La scène politique du Vieux continent, qui est encore occupée à interpréter les résultats des élections au Parlement européen, a vu apparaître en son sein un nouveau pays problématique: l’Italie. L'analyse du quotidien Izvestia.
Une amitié forcée
Les experts doutaient de la longévité de la coalition au pouvoir depuis sa formation suite aux élections législatives en Italie en mars 2018. Le parti antisystème Mouvement 5 étoiles était arrivé en tête mais avait été obligé de s’allier à la Ligue, une formation de droite. Les leaders des deux forces politiques, Luigi Di Maio et Matteo Salvini, avaient reçu des portefeuilles ministériels et ont été nommés vice-premiers ministres. Le poste de chef de gouvernement avait été offert à Giuseppe Conte, député indépendant, qui devait jouer le rôle d’arbitre et de médiateur entre ces deux forces très différentes.
Le Premier ministre a organisé le 3 juin à Rome une conférence de presse au cours de laquelle il a reconnu qu’il avait été naïf d’espérer que les deux partis soient en mesure de régler leurs divergences après les élections européennes. Il a également appelé les deux leaders à mettre fin à leurs querelles en menaçant, dans le cas contraire, de donner sa démission. Ces derniers ont immédiatement assuré au premier ministre et à l’opinion publique qu'ils comptaient renoncer à ce comportement.
La presse a rapporté le lendemain que les deux vice-Premiers ministres avaient relancé le dialogue et avaient «cordialement» parlé au téléphone.
«Comme M. Salvini se focalise sur les résultats, il n’y aurait aucun problème avec cette alliance si nous arrivons à atteindre nos objectifs», souligne le député de la Ligue Giulio Centemero, en ajoutant que le droit d’organiser de nouvelles élections n’appartenait qu’au Président italien.
L’une des contradictions principales entre les partenaires de la coalition italienne est plus psychologique que politique. La Ligue et le M5S ont certainement beaucoup de divergences (l’immigration, les impôts, les routes, etc.), mais le reproche principal concernant Matteo Salvini, ministre de l’Intérieur, réside dans le fait qu’il tire la couverture à lui de manière trop prononcée, repoussant à l'arrière-plan le premier ministre et son partenaire de coalition (qui a par ailleurs plus de députés).
Matteo Salvini n’a en effet pas hésité à tenir des propos retentissants au nom de toute l’Italie. Qui plus est, son succès aux élections européennes a confirmé son droit moral d'agir ainsi.

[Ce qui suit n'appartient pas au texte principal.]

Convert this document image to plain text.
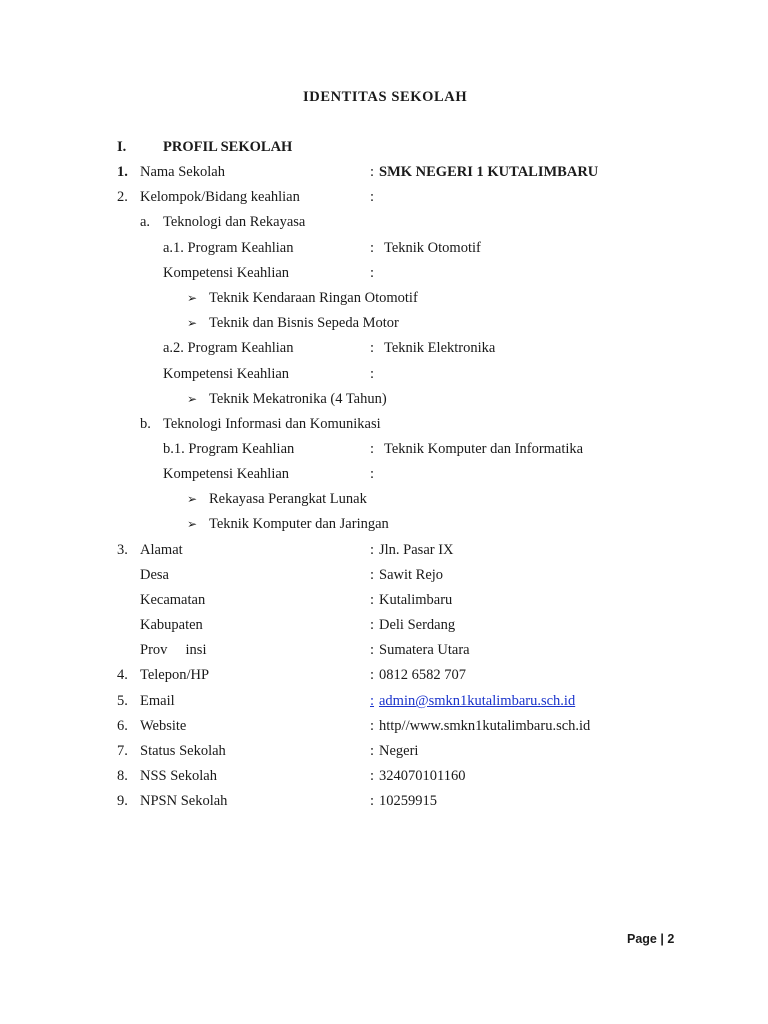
IDENTITAS SEKOLAH
I.	PROFIL SEKOLAH
1. Nama Sekolah	: SMK NEGERI 1 KUTALIMBARU
2. Kelompok/Bidang keahlian	:
a. Teknologi dan Rekayasa
a.1. Program Keahlian	: Teknik Otomotif
Kompetensi Keahlian	:
➢ Teknik Kendaraan Ringan Otomotif
➢ Teknik dan Bisnis Sepeda Motor
a.2. Program Keahlian	: Teknik Elektronika
Kompetensi Keahlian	:
➢ Teknik Mekatronika (4 Tahun)
b. Teknologi Informasi dan Komunikasi
b.1. Program Keahlian	: Teknik Komputer dan Informatika
Kompetensi Keahlian	:
➢ Rekayasa Perangkat Lunak
➢ Teknik Komputer dan Jaringan
3. Alamat	: Jln. Pasar IX
Desa	: Sawit Rejo
Kecamatan	: Kutalimbaru
Kabupaten	: Deli Serdang
Prov     insi	: Sumatera Utara
4. Telepon/HP	: 0812 6582 707
5. Email	: admin@smkn1kutalimbaru.sch.id
6. Website	: http//www.smkn1kutalimbaru.sch.id
7. Status Sekolah	: Negeri
8. NSS Sekolah	: 324070101160
9. NPSN Sekolah	: 10259915
Page | 2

Il est désormais encore plus difficile de le réprimander. Beaucoup d’observateurs italiens sont parvenus à la conclusion que ce politicien de droite voudrait certainement confirmer sa supériorité électorale à l’aide de nouvelles législatives nationales.
«Le gouvernement chutera bientôt. La Ligue veut plus de pouvoir, et elle a actuellement une bonne occasion d'élargir sa présence au parlement et de mener le nouveau gouvernement. Je suis certain que Matteo Salvini créera le contexte nécessaire pour organiser des législatives assez rapidement», fait remarquer Piero Ignasi, professeur de politologie à l’Université de Bologne.
«Il voudrait que le gouvernement chute à cause du M5S. Et il pourrait bien tenter de créer une telle situation à l’aide du renforcement des tensions au sein du cabinet des ministres», explique Daniele Albertazzi.
Les impôts et la dette publique sont le moyen le plus simple de déstabiliser davantage le gouvernement. Ainsi, la Commission européenne examine cette semaine la possibilité d’imposer à Rome une amende de 3 milliards d’euros à cause de son endettement colossal. Ce dernier se chiffrait à 132,2% du PIB en 2018 et n’a cessé de croître depuis.
Une tempête européenne
L’Italie n’est pas le seul pays européen à traverser une crise gouvernementale dans le contexte de la hausse de la popularité de l’extrême-droite. Fin mai, un scandale inattendu autour du leader du FPÖ a brisé la coalition au pouvoir en Autriche. Le Premier ministre grec Alexis Tsipras a annoncé des élections anticipées après les résultats décevants de son parti aux élections européennes.
«On constate des changements systémiques pratiquement dans tous les pays d’Europe. En fonction de l’État, ils peuvent être plus souples ou plus dynamiques. Il est pourtant difficile d’établir une tendance générale sur la base de ces processus, à l’exception du fait que les partis centristes perdent la confiance des électeurs et s’affaiblissent, alors que les extrêmes ne font que se renforcer, indique Nikolaï Kavechnikov, chef de la chaire des processus d’intégration du MGIMO. Je doute que l’année 2019 soit très différente de l’année dernière du point de vue des turbulences des gouvernements nationaux».
Daniele Albertazzi n’y voit non plus aucune prémisse: bien que les forces pro-européennes aient considérablement cédé leurs positions, elles contrôlent toujours la majorité écrasante des sièges au Parlement européen, alors que les eurosceptiques de droite disposent au total d’un quart des mandats.